More Fed speak …
more US earnings …
and the freshest updates to the global economic outlook (via the latest IMF projection and GDP figure for China, the world’s second largest economy) …
Investors and traders can feast on these major data releases and events scheduled for the week ahead:
Monday, April 18
- CNH: China Q1 GDP, March industrial production and retail sales
- Bank of America 1Q earnings
- USD: St. Louis Fed President James Bullard speech
- UK, European, Hong Kong markets closed
Tuesday, April 19
- JPY: Japan February industrial production (final)
- Gold: IMF releases updated world economic outlook
- Netflix 1Q earnings
- USD: Chicago Fed President Charles Evans speech
Wednesday, April 20
- JPY: Japan March external trade
- CNH: China loan prime rates
- EUR: Eurozone February industrial production
- CAD: Canada March CPI
- US crude: EIA weekly US crude inventories
- Tesla 1Q earnings
- USD: Fed releases Beige Book, speeches by San Francisco Fed President Mary Daly and Chicago Fed President Charles Evans
Thursday, April 21
- NZD: New Zealand Q1 CPI
- EUR: Eurozone March CPI (final), April consumer confidence (advance)
- USD: US weekly initial jobless claims
- EURUSD: Fed Chair Jerome Powell and ECB President Christine Lagarde take part in IMF discussion
Friday, April 22
- American Express 1Q earnings
- EUR: Eurozone April PMIs
- GBP: UK March retail sales, April consumer confidence and PMIs, BOE Governor Andrew Bailey speech
- CAD: Canada retail sales
Monday’s data dump out of the China should give investors a better idea of what 2022 has in store for the world.
Here’s what economists are forecasting:
- Q1 GDP = 4.2% growth compared to Q1 2021 (year-on-year); faster than the 4.0% y/y posted in Q4 2021
- March industrial production = 4.0% y/y, lower than December’s 4.3% and the 7.5% posted for the January-February 2022 period.
- March retail sales = -3%, compared to 1.7% y/y growth in February
The contraction in March retail sales is particularly telling, considering that the tail-end of the month saw lockdowns imposed in Shenzhen and Shanghai, China’s financial hub.
Given that China is the world’s second largest economy and also the largest trading partner for many countries, any slowdown in growth there will reverberate around the world.
The International Monetary Fund (IMF) is also set to lower its forecast for 2022’s global growth, with the Russia-Ukraine war raising the risk of a recession.
If investors are given more cause for alarm out of these economic data or the IMF’s outlook, that could spur more demand for safe havens such as gold.
Such a fear-ridden narrative may push spot gold closer to the psychologically-important $2000 mark.

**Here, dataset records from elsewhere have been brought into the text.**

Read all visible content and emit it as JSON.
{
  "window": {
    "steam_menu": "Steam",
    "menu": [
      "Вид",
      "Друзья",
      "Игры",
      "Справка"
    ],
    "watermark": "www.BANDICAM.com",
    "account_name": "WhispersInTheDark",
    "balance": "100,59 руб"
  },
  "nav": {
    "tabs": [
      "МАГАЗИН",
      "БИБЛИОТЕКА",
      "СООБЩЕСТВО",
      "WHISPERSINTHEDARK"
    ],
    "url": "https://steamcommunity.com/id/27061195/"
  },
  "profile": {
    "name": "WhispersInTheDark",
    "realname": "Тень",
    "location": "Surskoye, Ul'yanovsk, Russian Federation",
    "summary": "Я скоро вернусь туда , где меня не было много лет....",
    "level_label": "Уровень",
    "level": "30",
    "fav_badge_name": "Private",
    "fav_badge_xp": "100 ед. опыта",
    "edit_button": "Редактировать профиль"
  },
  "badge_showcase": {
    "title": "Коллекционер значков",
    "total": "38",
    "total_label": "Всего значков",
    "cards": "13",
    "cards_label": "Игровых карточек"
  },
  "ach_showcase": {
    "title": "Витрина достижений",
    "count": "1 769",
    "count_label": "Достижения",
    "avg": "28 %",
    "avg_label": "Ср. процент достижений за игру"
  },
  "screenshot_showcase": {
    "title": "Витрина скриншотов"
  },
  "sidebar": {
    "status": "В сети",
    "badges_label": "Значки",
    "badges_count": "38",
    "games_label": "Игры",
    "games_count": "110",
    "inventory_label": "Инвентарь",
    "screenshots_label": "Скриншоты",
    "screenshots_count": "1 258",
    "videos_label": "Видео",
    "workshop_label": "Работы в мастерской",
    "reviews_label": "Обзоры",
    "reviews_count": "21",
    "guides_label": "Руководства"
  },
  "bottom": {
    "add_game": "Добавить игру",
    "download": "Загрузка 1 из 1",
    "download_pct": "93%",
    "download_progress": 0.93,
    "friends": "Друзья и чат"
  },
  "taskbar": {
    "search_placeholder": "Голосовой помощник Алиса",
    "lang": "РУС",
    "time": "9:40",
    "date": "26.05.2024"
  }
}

However, gold bulls must first overcome and secure a daily close above the immediate resistance line at a key Fibonacci retracement level from gold’s August through March ascent.
However, this precious metal could be met with a moment of reckoning should real Treasury yields cross over into positive territory in the coming week. Note that real-yields are now just 9 basis points away from crossing that crucial threshold, and have come a long way from the negative 1.25% mark seen back in November.
Further gains in Treasury yields, both nominal and real, could ultimately weaken the resolve of gold bulls, given that bullion offers zero yield.
Powell vs. Lagarde divergence could heap more pain on euro
We saw this week how the euro was dragged lower by a dovish European Central Bank, which appeared to be needing more time before it wants to join other central banks in raising interest rates.
EURUSD fell to its lowest since April 2020 (remember the early days of the Covid-19 pandemic?) before paring some of its losses at the time of writing.
With Fed Chair Jerome Powell and ECB President Christine Lagarde set to both feature on the same panel discussion on Thursday, hosted by the IMF, the gap between the Fed and the ECB could be made more evident in this debate on the global economy.
To be clear, both central banks are battling red-hot inflation; but the Fed is perceived to be doing more about it than their European counterparts at present.
The Fed already raised interest rates by 25 basis points in March, with a 50-basis point hike widely expected in May.
Meanwhile, the ECB may only hike sometime in the third quarter.
Should markets perceive an even-wider gap between those two influential central banks, in terms of how quickly they’re reacting to subdue skyrocketing consumer prices, that could ensure a weekly close below 1.08 for EURUSD in the coming week.
Such price action could all but pave the way towards 1.06 for EURUSD by the middle of the year, with perhaps a pit stop at the April 2020 low of 1.07269.